Fotovoltaico e biomasse nel mirino della procura nazionale antimafia. Se ne parla in due capitoli, “Infiltrazioni della criminalità organizzata nel settore agricolo” ed “Ecomafia”, della relazione annuale. Per quanto riguarda il fotovoltaico, la procura guidata da Franco Roberti segnala “il distorto sfruttamento degli incentivi relativi alle energie alternative”. In particolare, si legge ancora nel capitolo elaborato dal consigliere Maurizio De Lucia, “le organizzazioni mafiose si sono dimostrate in grado di intercettare gli investimenti destinati a tale settore strategico della vita economica nazionale ricorrendo al controllo del territorio ed alla capacità di gestire terreni naturalmente destinati all’agricoltura ed invece utilizzati per la posa di pannelli fotovoltaici, in questo caso con considerevoli danni all’ambiente”.

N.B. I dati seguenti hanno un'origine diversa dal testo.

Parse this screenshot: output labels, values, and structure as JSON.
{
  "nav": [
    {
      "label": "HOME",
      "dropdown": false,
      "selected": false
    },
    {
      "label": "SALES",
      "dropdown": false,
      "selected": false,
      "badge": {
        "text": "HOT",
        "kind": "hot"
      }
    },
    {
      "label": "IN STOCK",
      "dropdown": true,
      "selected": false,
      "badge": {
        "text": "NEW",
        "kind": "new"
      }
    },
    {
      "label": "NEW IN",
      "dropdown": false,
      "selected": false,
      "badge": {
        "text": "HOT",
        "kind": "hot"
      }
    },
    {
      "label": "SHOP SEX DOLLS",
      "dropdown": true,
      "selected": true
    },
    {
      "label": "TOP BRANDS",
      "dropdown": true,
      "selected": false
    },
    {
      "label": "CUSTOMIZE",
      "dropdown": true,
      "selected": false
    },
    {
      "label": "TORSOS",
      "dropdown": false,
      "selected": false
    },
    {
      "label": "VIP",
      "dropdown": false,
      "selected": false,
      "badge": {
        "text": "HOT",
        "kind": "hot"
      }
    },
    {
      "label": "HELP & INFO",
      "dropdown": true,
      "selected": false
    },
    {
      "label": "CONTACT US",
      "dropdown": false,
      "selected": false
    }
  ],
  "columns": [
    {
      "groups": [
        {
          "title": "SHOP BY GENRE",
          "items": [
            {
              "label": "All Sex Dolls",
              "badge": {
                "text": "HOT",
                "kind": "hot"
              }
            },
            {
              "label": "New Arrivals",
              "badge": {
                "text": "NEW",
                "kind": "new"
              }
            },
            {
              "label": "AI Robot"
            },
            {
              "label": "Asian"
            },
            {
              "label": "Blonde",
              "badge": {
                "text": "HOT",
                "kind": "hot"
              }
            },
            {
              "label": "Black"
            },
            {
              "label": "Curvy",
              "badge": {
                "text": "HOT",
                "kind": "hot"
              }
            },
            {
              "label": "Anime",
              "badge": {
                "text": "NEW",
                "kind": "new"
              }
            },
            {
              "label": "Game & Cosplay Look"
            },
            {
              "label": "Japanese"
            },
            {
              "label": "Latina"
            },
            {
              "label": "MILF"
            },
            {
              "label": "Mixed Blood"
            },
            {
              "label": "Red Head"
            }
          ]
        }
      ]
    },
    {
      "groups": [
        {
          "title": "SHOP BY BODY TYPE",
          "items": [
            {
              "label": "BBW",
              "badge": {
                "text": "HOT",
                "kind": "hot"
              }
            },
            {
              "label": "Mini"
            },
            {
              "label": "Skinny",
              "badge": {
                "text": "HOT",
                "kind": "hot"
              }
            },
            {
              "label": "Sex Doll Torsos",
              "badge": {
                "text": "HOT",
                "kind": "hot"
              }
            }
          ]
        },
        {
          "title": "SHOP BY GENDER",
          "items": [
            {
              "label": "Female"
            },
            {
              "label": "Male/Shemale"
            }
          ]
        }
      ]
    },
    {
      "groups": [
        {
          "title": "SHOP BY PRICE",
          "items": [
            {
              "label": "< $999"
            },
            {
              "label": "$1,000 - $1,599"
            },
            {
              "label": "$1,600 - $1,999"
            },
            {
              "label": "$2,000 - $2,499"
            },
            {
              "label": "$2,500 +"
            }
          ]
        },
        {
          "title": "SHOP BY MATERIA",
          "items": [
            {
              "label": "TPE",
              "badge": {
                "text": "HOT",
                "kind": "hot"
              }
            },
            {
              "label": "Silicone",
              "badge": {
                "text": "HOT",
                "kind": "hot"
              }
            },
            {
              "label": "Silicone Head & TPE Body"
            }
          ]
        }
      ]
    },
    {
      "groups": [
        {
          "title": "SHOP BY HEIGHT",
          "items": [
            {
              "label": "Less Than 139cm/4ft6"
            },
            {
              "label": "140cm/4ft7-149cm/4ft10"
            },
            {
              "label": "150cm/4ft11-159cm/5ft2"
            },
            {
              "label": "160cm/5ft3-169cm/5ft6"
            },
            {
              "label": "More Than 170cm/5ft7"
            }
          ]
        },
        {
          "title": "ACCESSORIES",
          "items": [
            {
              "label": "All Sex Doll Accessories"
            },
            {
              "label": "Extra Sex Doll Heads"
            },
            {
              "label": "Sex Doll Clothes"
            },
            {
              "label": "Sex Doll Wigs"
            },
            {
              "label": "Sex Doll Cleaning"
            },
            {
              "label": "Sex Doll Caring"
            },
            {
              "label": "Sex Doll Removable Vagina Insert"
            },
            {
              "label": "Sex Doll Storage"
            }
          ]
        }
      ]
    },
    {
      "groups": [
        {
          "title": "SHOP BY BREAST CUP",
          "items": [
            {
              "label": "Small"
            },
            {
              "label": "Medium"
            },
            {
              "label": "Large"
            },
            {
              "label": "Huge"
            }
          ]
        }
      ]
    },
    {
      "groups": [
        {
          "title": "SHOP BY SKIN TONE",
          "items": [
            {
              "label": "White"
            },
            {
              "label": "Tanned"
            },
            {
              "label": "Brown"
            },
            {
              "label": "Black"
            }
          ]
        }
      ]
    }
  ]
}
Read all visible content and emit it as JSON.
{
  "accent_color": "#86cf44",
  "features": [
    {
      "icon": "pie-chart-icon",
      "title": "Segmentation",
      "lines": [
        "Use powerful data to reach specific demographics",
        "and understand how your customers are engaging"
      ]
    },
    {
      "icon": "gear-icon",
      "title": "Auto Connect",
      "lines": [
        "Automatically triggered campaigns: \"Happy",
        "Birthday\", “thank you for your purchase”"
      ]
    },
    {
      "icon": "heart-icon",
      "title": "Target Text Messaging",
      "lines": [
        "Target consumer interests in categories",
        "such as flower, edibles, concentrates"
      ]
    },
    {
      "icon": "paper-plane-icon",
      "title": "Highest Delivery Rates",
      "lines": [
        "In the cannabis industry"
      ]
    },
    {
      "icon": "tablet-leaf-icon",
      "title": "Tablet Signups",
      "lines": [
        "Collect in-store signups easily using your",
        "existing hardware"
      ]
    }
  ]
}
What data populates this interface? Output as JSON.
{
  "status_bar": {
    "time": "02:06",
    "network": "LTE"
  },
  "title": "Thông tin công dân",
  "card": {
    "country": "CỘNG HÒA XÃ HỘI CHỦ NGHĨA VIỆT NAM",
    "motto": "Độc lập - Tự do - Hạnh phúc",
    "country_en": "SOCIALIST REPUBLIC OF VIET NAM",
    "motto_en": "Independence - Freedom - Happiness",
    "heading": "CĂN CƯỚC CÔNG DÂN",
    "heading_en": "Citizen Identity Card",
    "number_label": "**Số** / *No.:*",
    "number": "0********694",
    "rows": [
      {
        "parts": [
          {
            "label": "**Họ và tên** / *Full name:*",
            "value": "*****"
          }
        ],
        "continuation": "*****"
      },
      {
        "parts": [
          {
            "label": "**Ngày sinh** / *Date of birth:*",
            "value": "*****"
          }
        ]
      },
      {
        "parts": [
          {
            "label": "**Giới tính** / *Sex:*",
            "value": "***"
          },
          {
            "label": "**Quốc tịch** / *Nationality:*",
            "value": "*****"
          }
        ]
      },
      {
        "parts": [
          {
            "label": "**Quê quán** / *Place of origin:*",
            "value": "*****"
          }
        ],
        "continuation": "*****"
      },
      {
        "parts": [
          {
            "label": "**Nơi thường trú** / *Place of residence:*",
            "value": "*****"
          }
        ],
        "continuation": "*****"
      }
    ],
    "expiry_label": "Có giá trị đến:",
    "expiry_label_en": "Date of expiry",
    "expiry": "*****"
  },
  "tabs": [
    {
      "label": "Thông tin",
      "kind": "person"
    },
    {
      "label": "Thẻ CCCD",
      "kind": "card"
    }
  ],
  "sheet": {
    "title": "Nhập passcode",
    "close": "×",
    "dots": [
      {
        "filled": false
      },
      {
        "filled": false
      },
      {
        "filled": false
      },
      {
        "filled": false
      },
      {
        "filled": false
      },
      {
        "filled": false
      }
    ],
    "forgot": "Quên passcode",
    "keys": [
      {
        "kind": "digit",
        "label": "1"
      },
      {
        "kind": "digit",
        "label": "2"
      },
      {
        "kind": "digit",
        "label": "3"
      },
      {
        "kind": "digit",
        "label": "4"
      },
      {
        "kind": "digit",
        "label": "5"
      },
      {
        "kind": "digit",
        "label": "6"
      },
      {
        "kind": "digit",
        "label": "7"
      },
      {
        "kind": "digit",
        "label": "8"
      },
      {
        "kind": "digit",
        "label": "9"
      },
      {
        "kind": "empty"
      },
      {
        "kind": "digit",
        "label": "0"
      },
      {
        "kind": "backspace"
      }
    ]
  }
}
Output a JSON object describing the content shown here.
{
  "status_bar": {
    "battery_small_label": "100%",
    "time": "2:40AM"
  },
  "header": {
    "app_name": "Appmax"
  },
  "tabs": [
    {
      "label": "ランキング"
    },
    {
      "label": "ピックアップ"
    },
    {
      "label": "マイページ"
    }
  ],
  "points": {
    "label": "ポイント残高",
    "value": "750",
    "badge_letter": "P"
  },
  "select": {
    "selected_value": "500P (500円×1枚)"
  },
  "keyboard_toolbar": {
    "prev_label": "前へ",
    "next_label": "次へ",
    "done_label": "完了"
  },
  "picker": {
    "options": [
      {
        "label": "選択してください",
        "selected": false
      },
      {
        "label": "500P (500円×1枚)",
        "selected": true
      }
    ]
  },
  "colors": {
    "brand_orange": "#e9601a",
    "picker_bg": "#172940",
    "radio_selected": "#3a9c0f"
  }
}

L'agire della mafia è quello classico. “Capace – sottolinea la procura – di persuadere il proprietario del terreno a cederlo all’organizzazione stessa perché vengano istallati i pannelli fotovoltaici”. Le conseguenze sono evidenti e richiedono interventi urgenti. “Vi è il rischio dello sfruttamento mafioso di uno strumento importante per lo sviluppo futuro del Paese, rispetto al quale si deve segnalare l’opportunità di un monitoraggio costante, che tenga in particolar conto sia il mutamento della titolarità dei terreni sui quali si chiede di installare i pannelli, sia il tracciamento dei denari che riguardano l’intera operazione”.

Non meno preoccupata è l'analisi del settore delle energie da biomasse. Per queste si parla di “nuove frontiere che vedono i rifiuti entrare nel campo delle energie alternative nell’ottica di quella che può definirsi la ‘criminal soft economy’, ove interagiscono brokers dei traffici di rifiuti e ‘sviluppatori’ di pratiche ed attività riguardanti le relative installazioni”. Due le potenziali attività criminose indicate nel capitolo elaborato dal consigliere Roberto Pennisi. “Truffe aggravate per il conseguimento di erogazioni pubbliche ai danni dello Stato e della Comunità Europea, tramite svariati falsi tendenti a trarre in inganno gli organismi di controllo e i soggetti deputati alle erogazioni dei benefici pubblici”; “frodi nelle pubbliche forniture (di energia elettrica immessa in rete) in tutte quelle tipologie di inadempimenti ai contratti stipulati con la parte pubblica (società di gestione dell’energia) relativamente a quei combustibili non eco-compatibili (ad es. l’incenerimento di matrici di rifiuti non conformi alle autorizzazioni ambientali, e/o biomasse mescolate con rifiuti, anche pericolosi)”.

Insomma mafiosi, truffatori e inquinatori dietro una bella verniciata di verde.